Первыми примкнувшими к «Кличу» Сакова и Вуича были Викторов и я. За нами потянулась лагерная молодежь. За границей откликнулись молодые Рудинский и Каралин, старик Юрпе. «Клич» стал выходить уже брошюркой, не хуже, а даже лучше многих народившихся тогда по германским лагерям русских изданий. В Италии он был единственным.
На втором году своего существования «Клич» и объединившийся вокруг него литературно-художественный кружок смогли провести конкурс, собравший в Италии до 30 участников. Были стихи, рассказы, воспоминания, и интересно, что среди приславших свои работы был итальянец, долго живший в России. Он даже премию получил.

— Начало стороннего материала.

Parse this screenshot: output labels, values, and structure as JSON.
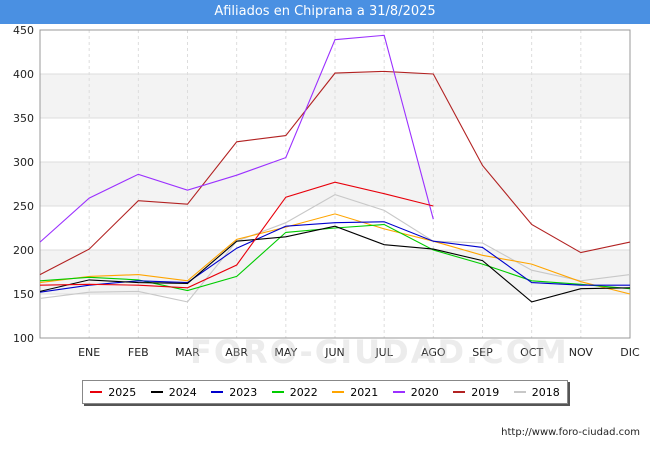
{
  "header": {
    "title": "Afiliados en Chiprana a 31/8/2025"
  },
  "source": "http://www.foro-ciudad.com",
  "watermark": "FORO-CIUDAD.COM",
  "chart_data": {
    "type": "line",
    "title": "Afiliados en Chiprana a 31/8/2025",
    "xlabel": "",
    "ylabel": "",
    "categories": [
      "",
      "ENE",
      "FEB",
      "MAR",
      "ABR",
      "MAY",
      "JUN",
      "JUL",
      "AGO",
      "SEP",
      "OCT",
      "NOV",
      "DIC"
    ],
    "ylim": [
      100,
      450
    ],
    "yticks": [
      100,
      150,
      200,
      250,
      300,
      350,
      400,
      450
    ],
    "grid": true,
    "legend_position": "bottom",
    "series": [
      {
        "name": "2025",
        "color": "#e8000b",
        "values": [
          160,
          161,
          160,
          157,
          183,
          260,
          277,
          264,
          250,
          null,
          null,
          null,
          null
        ]
      },
      {
        "name": "2024",
        "color": "#000000",
        "values": [
          153,
          166,
          163,
          162,
          210,
          215,
          227,
          206,
          201,
          188,
          141,
          156,
          157
        ]
      },
      {
        "name": "2023",
        "color": "#0000cc",
        "values": [
          152,
          160,
          165,
          163,
          202,
          227,
          231,
          232,
          210,
          203,
          163,
          160,
          160
        ]
      },
      {
        "name": "2022",
        "color": "#00cc00",
        "values": [
          165,
          169,
          166,
          154,
          170,
          220,
          225,
          229,
          200,
          184,
          165,
          161,
          156
        ]
      },
      {
        "name": "2021",
        "color": "#ffa500",
        "values": [
          163,
          170,
          172,
          165,
          212,
          226,
          241,
          224,
          210,
          194,
          184,
          164,
          150
        ]
      },
      {
        "name": "2020",
        "color": "#9b30ff",
        "values": [
          209,
          259,
          286,
          268,
          285,
          305,
          439,
          444,
          235,
          null,
          null,
          null,
          null
        ]
      },
      {
        "name": "2019",
        "color": "#b22222",
        "values": [
          172,
          201,
          256,
          252,
          323,
          330,
          401,
          403,
          400,
          296,
          229,
          197,
          209
        ]
      },
      {
        "name": "2018",
        "color": "#c8c8c8",
        "values": [
          145,
          152,
          153,
          141,
          210,
          231,
          263,
          245,
          210,
          208,
          177,
          165,
          172
        ]
      }
    ]
  }
}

Получил также премию и занял второе место старый казак Лозинка за свой искренний и яркий автобиографический рассказ «Чудо». Я хорошо его знал и любил подолгу слушать его изустные, цветистые и смачные рассказы, которыми сам Шолохов не побрезговал бы для своего деда Щукаря. Но я глубоко уверен, что мастер живого слова вахмистр Лозинка впервые брал в руки карандаш для служения им отечественной литературе, именно участвуя в конкурсе «Клича». Вероятно, и в последний раз.

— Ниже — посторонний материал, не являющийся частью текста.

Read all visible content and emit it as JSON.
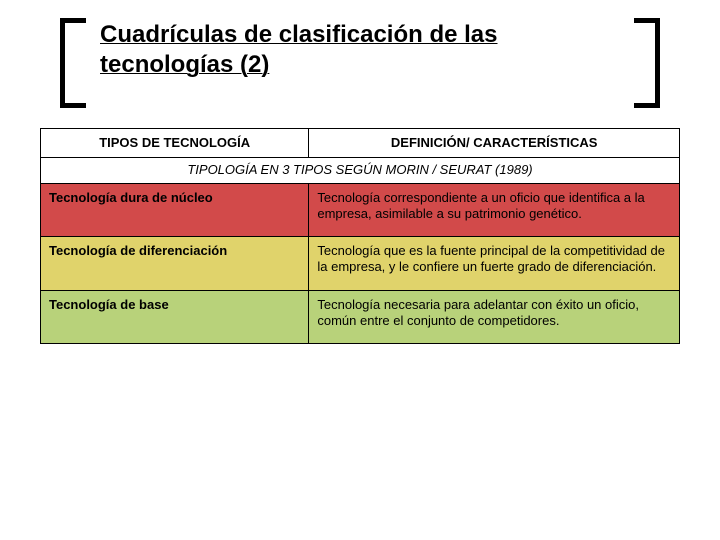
{
  "title": "Cuadrículas de clasificación de las tecnologías (2)",
  "colors": {
    "row1_bg": "#d24a4a",
    "row2_bg": "#e0d36b",
    "row3_bg": "#b8d27a",
    "border": "#000000",
    "header_bg": "#ffffff"
  },
  "table": {
    "header": {
      "col_type": "TIPOS DE TECNOLOGÍA",
      "col_def": "DEFINICIÓN/ CARACTERÍSTICAS"
    },
    "section": "TIPOLOGÍA EN 3 TIPOS SEGÚN MORIN / SEURAT (1989)",
    "rows": [
      {
        "type": "Tecnología dura de núcleo",
        "def": "Tecnología correspondiente a un oficio que identifica a la empresa, asimilable a su patrimonio genético."
      },
      {
        "type": "Tecnología de diferenciación",
        "def": "Tecnología que es la fuente principal de la competitividad de la empresa, y le confiere un fuerte grado de diferenciación."
      },
      {
        "type": "Tecnología de base",
        "def": "Tecnología necesaria para adelantar con éxito un oficio, común entre el conjunto de competidores."
      }
    ]
  }
}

По своему политическому направлению «Клич» был монархичен. Почему? Была ли его программа заранее предрешена его издателями? Нет. Вначале они ставили своей целью только объединение русских людей, но в процессе этого объединения создалась и программа журнала, выявился и развернулся стяг, под который он стал. На этом стяге было начертано имя
Великого Князя Владимира Русского,
Главы Династии Русских Царей.
Оно пришло на русский клич. Отозвалось.
Иначе и не могло быть. Вся масса нахлынувших в Рим и Италию беженцев была полностью монархична. Немногие солидаристы, вкрапленные в ее среду; открыто не выступали, стремясь действовать подпольно, при помощи интриг и личных связей, протискиваясь всеми правдами и неправдами к теплым местам. Порою им это удавалось. Представительство Православного Комитета Митрополита Анастасия в Риме было ими захвачено полностью к большому прискорбию многих выброшенных за борт корабля эмиграции русских беженцев, подвергнутых этой неприятной операции во имя принципов национальной солидарности…

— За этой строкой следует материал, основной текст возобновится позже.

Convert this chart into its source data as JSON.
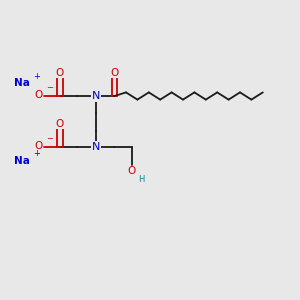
{
  "bg_color": "#e8e8e8",
  "bond_color": "#1a1a1a",
  "N_color": "#0000cc",
  "O_color": "#cc0000",
  "Na_color": "#0000cc",
  "H_color": "#008b8b",
  "neg_color": "#cc0000",
  "figsize": [
    3.0,
    3.0
  ],
  "dpi": 100,
  "N1": [
    3.2,
    6.8
  ],
  "N2": [
    3.2,
    5.1
  ],
  "chain_n": 13,
  "chain_seg": 0.38,
  "chain_zig": 0.12
}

Представителей других партий и политических течений в числе беженцев, к счастью для них, совсем не было, не считая, конечно, неизбежной ВКП(б), рука которой в лагерях была явно осязаема. Многие почувствовали на себе ее хватку.
Большинство их совершило путешествие на пустынный остров Липари — итальянские Соловки.
Разные пути вели русских людей на эту скалу в Средиземном море. Местные коммунисты по указу Кремля вылавливали власовцев и красновцев, укрывшихся от травли на крестьянских фермах, где они батрачили за одну кормежку. УНРРА, особенно в царствование недоброй памяти Ла Гвардия, выдавала по одиночке и небольшими группами тех, на кого указывали наполнявшие ее аппарат прямые прислужники Москвы. Придирались к документам или ставили обвинение в несовершенной краже. Этого было достаточно, чтобы выдать беженца итальянской полиции, которая отправляла его на остров «до разбора дела». Несколько человек схватили уже при посадке на «Санта Крус» — первый транспорт, увозивший беженцев в Аргентину. На этот раз ВКП(б) действовало прямиком через итальянскую полицию на основе пункта 45 мирного договора СССР со свободной демократической Италией.
«Русский Клич» долетел и до Липарийской скалы. Оттуда ответили ему вопли русских людей, заточенных там свободными демократиями гуманного Запада только за то, что они, эти русские люди, хотели свободы для себя и своей страны.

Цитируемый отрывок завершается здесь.